Lieutenant Krisman stared at the small transistor radio sputtering out the fast, high-pitched voice. It sat on a rock in the bright winter sun just beyond the shade of the pine trees. He took one last drag from the cigarette that hung limply from his mouth, shook his head, and flicked the butt at the radio. Turning his eyes back up-canyon, some two hundred yards, he focused on a place between two peaks where a small, white building stood near the top of the ridge. There was a radio tower stretching high above the building into the deep blue Kosovo sky. It was a small, prefabricated steel building, and from this distance it looked like a toy Erector Set.
The two men with him, Bernard, a young Frenchman, and Alec from England, were huddled in the sun trying to stay warm. They had climbed for two hours in the cold before reaching this spot high on the ridge. Despite the crispness of the air, all of them had sweat on their foreheads. Krisman pulled a thermos from his pack, warm with coffee, pressed the edge of it against his cheek, and then drank from it. The radio started crackling again:
“And now a song dedicated to Milosovic, and to all the fine things he's done for this wonderful land. I'm sure Mick had you mind when he wrote it. Ladies and gentleman, the Rolling Stones, “Sympathy for the Devil.”

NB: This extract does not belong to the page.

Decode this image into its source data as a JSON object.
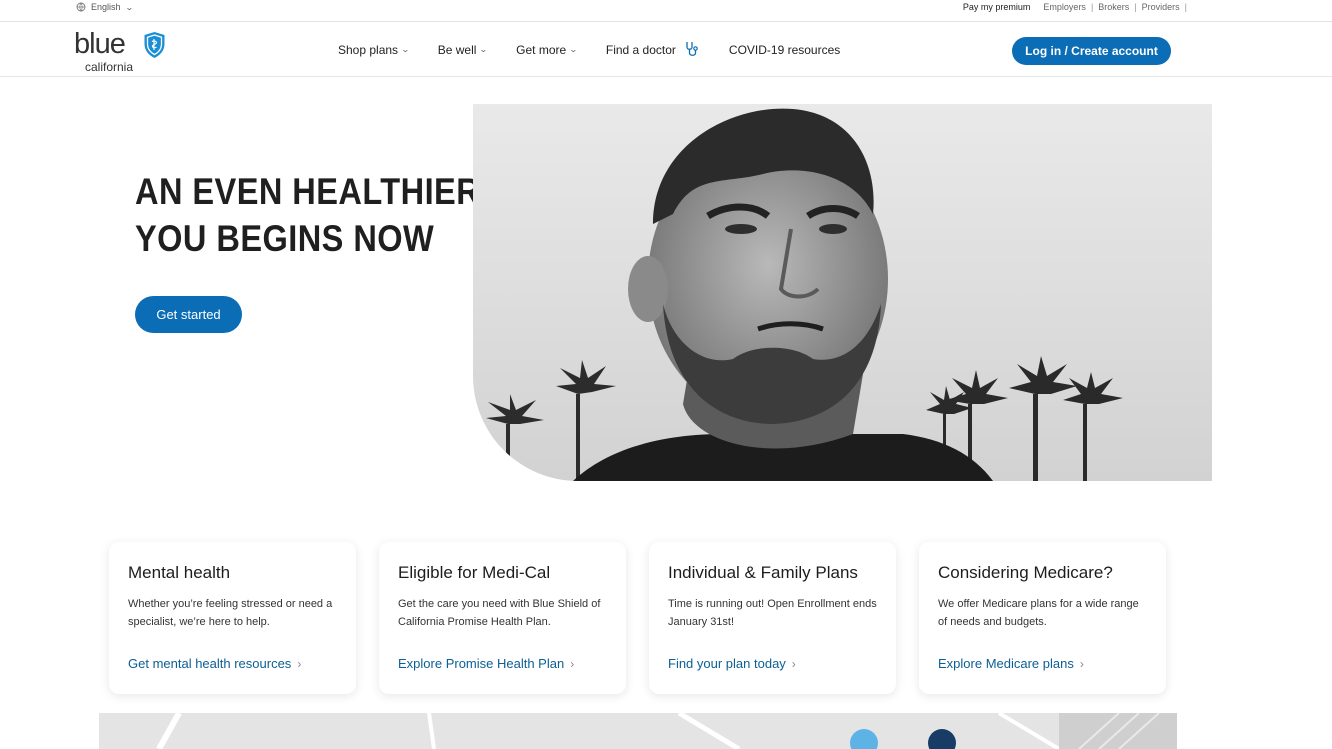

Lieutenant Krisman looked over at his two men, Bernard and Alec, and they both glanced back from beneath their powder-blue UN helmets.
"Try raising that idiot again," Krisman said.
Both Bernard and Alec looked at one another.
“Your turn,” said Alec.
“No, your turn,” Bernard came back.
“Come’on ladies.”
Mumbling obscenities in French, Bernard took hold of the Rascal handheld unit and began to speak into the radio, in French.
"English, damn it," Krisman said.
Bernard glared up at Lieutenant Krisman, then began speaking in very poor English with a very heavy French accent; “Hey you, crazy American man. You come in.”
“What?” Lieutenant Krisman snapped the Rascal from Bernard’s hand and began to speak into it: "Radio Kosovo. This is Lieutenant Krisman of the United Nations Peace Keeping Force. Please reply.”
There was no answer at first so Krisman repeated the message.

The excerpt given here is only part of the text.